I’ll add, though, that heavier logging (e.g. what I was doing, which was logging every RemoteEvent Fire), can quickly expense your HTTP budget if you’re not careful (or you might lose some data). FYI, if you use the legacy HttpService GetAsync/PostAsync, you can actually gzip compress the data which will reduce the total amount of data sent over. Elastic can actually support this compression if you edit the elasticsearch.yml to mark it to accept compressed requests.

Also worth making people being aware of retention; Elastic is heavily index based, so it’s important for people make sure their indexes are in fact date-based so that you can create index management rules to delete data beyond a certain period (or the storage costs will add up!)

If you really want to shift large amounts of data through ElasticSearch, it may be worth creating a Logstash instance somewhere with a custom config which reads far more compressed “log-line” data and forwards a corrected formatted Elastic document to the cluster.

This is amazing feedback, thanks! Didn’t know that Elastic supported gzip compressed data, will definitely look into that as I go forward. Although, i’ve been less concerned with the bandwidth of data we send over than the log lines we send over. although with the /bulk/ endpoint and some queueing we have been keeping well inside our HTTP budget.

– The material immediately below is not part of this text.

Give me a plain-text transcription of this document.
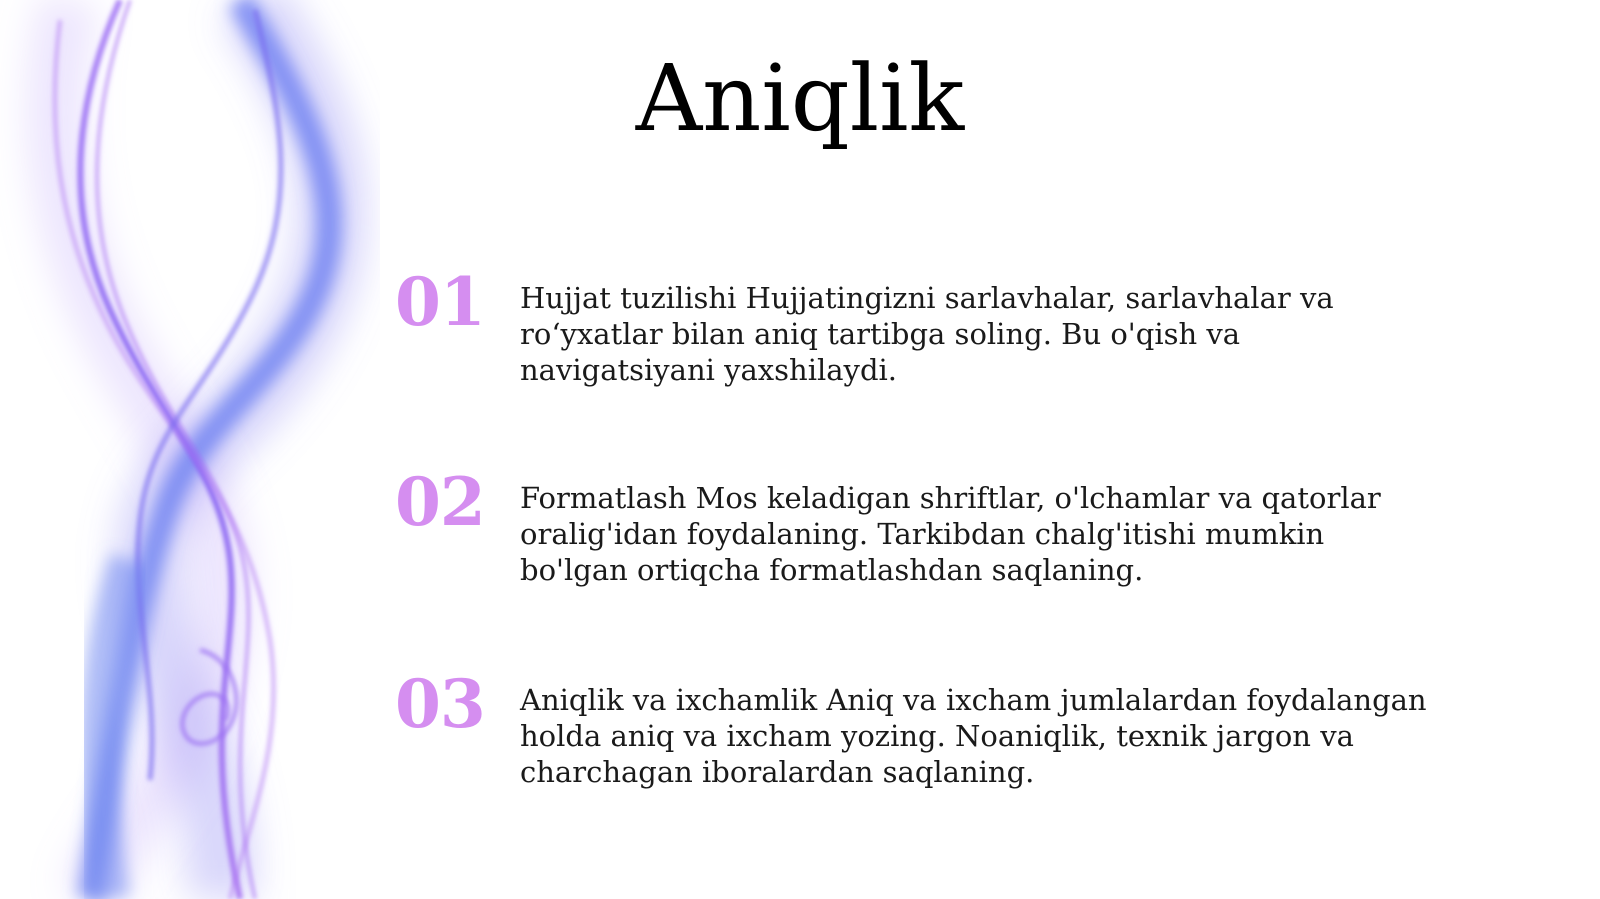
Aniqlik
01 Hujjat tuzilishi Hujjatingizni sarlavhalar, sarlavhalar va ro‘yxatlar bilan aniq tartibga soling. Bu o'qish va navigatsiyani yaxshilaydi.
02 Formatlash Mos keladigan shriftlar, o'lchamlar va qatorlar oralig'idan foydalaning. Tarkibdan chalg'itishi mumkin bo'lgan ortiqcha formatlashdan saqlaning.
03 Aniqlik va ixchamlik Aniq va ixcham jumlalardan foydalangan holda aniq va ixcham yozing. Noaniqlik, texnik jargon va charchagan iboralardan saqlaning.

Elastic is heavily index based, so it’s important for people make sure their indexes are in fact date-based so that you can create index management rules to delete data beyond a certain period

Yeah, this bit us super hard the first time we rolled Elastic, even with a small amount of data, if you have too many indexes in the way that i put in this guide, without configuring lifecycle management rules… it becomes very problematic very quickly.